Moneybox

The Real Foxconn

Terry Gou, founder of Taiwan’s Hon Hai Precision Industry Co’s, the mother company of Foxconn

Photo by Sam Yeh/AFP/Getty Images.

When last I wrote about working conditions in Foxconn factories some people asked if I was saying that everything’s okay as long as you’re not running the absolute worst workplace in the world. That’s not what I’m saying, but I am saying that if you want to understand labor standards and working conditions around the world you have to understand the context. If thousands of Chinese people line up for jobs at Foxconn when they become available, that’s telling you something about the Chinese labor market. Specifically it’s an indication that Foxconn is actually raising the bar for working conditions and compensation standards in East Asia. And that makes sense. The stuff they make at Foxconn is stuff you’ve heard of, associated with a major American brand that makes high-margin products. That doesn’t mean complaining about Apple is pointless, it probably in part reflects the fact that Apple is at least somewhat sensitive to being complained about in a way that a no-name gasket manufacturer isn’t.

But check this out from Tim Culpan, a Bloomberg reporter who’s covered Foxconn factories extensively and doesn’t make stuff up:

In our reporting, as “Inside Foxconn” detailed, we found a group of workers who have complaints, but complaints not starkly different from those of workers in any other company. The biggest gripe, which surprised us somewhat, is that they don’t get enough overtime. They wanted to work more, to get more money. […]

Workers died last year after a factory explosion that could have been prevented. Labor group SACOM was prescient in talking about the dirty conditions at Foxconn’s Chengdu facilities just before last year’s explosion. That organization and China Labor Watch have spent considerable time detailing other problems among Apple’s suppliers, such as the continued and illegal overtime. Even one death is horrible, and I remember the knot in my stomach each time I had to write about them. Yet we could do well to put that in context. As Forbes has pointed out, the number of deaths and suicides that have been reported in Foxconn’s factories indicate rates that may be lower than at other places in China—and in the U.S. You can see that in this graphic.

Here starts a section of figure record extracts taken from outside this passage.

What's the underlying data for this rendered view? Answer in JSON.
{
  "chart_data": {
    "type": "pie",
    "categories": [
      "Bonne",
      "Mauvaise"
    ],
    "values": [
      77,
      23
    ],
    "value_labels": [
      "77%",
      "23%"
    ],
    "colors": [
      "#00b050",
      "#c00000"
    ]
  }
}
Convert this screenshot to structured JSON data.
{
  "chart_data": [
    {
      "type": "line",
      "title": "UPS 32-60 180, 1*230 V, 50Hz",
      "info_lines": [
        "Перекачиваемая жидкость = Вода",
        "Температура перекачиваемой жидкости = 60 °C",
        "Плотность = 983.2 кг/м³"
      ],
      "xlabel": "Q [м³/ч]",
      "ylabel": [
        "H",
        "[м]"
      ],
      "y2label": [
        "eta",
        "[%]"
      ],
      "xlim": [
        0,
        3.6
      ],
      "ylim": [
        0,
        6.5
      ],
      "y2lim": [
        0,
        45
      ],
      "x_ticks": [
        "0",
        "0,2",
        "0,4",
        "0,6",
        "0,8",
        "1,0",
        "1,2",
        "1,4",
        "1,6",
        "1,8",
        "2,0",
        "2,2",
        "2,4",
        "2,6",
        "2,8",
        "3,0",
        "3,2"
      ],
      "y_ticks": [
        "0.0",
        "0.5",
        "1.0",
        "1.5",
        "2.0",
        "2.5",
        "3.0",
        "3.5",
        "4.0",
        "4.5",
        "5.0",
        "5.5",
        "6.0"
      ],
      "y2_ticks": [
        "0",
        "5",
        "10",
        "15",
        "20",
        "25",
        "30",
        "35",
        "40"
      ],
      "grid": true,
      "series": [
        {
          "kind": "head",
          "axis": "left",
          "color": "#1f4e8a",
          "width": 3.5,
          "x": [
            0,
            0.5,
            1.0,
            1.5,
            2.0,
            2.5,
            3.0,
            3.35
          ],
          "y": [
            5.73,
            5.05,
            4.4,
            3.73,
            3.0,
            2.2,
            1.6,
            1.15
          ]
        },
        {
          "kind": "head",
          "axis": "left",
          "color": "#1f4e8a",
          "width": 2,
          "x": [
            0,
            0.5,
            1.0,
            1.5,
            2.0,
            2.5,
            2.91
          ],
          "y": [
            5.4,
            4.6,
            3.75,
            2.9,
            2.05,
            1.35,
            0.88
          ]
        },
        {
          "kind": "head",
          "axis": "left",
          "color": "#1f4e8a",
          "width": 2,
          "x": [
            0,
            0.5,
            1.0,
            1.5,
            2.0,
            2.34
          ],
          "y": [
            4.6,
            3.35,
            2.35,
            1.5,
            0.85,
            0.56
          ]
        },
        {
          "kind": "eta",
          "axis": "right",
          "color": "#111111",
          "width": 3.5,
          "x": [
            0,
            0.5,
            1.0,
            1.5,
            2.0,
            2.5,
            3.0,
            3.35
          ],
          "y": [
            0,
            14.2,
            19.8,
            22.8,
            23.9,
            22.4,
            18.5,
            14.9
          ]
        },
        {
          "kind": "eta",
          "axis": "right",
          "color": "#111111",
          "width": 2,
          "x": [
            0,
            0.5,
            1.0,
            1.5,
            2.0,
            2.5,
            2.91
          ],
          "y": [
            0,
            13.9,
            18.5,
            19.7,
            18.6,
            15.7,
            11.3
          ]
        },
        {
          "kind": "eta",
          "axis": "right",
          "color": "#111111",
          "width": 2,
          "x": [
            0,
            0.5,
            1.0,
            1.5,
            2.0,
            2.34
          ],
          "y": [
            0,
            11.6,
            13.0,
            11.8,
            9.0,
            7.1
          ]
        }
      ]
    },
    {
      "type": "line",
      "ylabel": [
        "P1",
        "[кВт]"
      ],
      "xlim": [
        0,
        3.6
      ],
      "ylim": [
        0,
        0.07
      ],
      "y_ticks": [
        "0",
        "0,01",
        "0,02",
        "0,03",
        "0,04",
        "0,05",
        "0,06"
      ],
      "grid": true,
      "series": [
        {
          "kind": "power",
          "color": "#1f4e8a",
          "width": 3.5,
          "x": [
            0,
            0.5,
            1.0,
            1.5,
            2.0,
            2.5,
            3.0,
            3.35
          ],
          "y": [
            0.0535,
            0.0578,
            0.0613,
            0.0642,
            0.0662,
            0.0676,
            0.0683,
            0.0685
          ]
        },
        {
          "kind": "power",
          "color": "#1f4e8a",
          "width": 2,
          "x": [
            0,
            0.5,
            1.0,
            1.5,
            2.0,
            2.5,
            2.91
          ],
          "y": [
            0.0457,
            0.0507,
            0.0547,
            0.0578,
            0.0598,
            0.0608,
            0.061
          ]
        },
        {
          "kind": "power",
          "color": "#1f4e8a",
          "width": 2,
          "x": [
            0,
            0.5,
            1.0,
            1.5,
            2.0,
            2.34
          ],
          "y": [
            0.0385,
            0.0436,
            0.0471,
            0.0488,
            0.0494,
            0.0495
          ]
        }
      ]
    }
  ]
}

The big picture that emerges, I think, is simply of a China that’s still exceptionally poor by American standards. There’s such a thing as a marginal declining utility of money. Consequently, in a very poor country like China people are much more willing to suffer for a little more money than Americans are. That’s the backdrop for understanding how Foxconn factories can sound so terrible to us and yet seem appealing to Chinese workers. But most of all, it’s the backdrop for understanding broader stories about “unfair” Chinese trade practices and the general image of China as an industrial behemoth threatening to crush the world beneath its economic might. It’s a really big country that’s changing really fast and yet is really really poor in which people working in dystopian conditions complain that they want more overtime.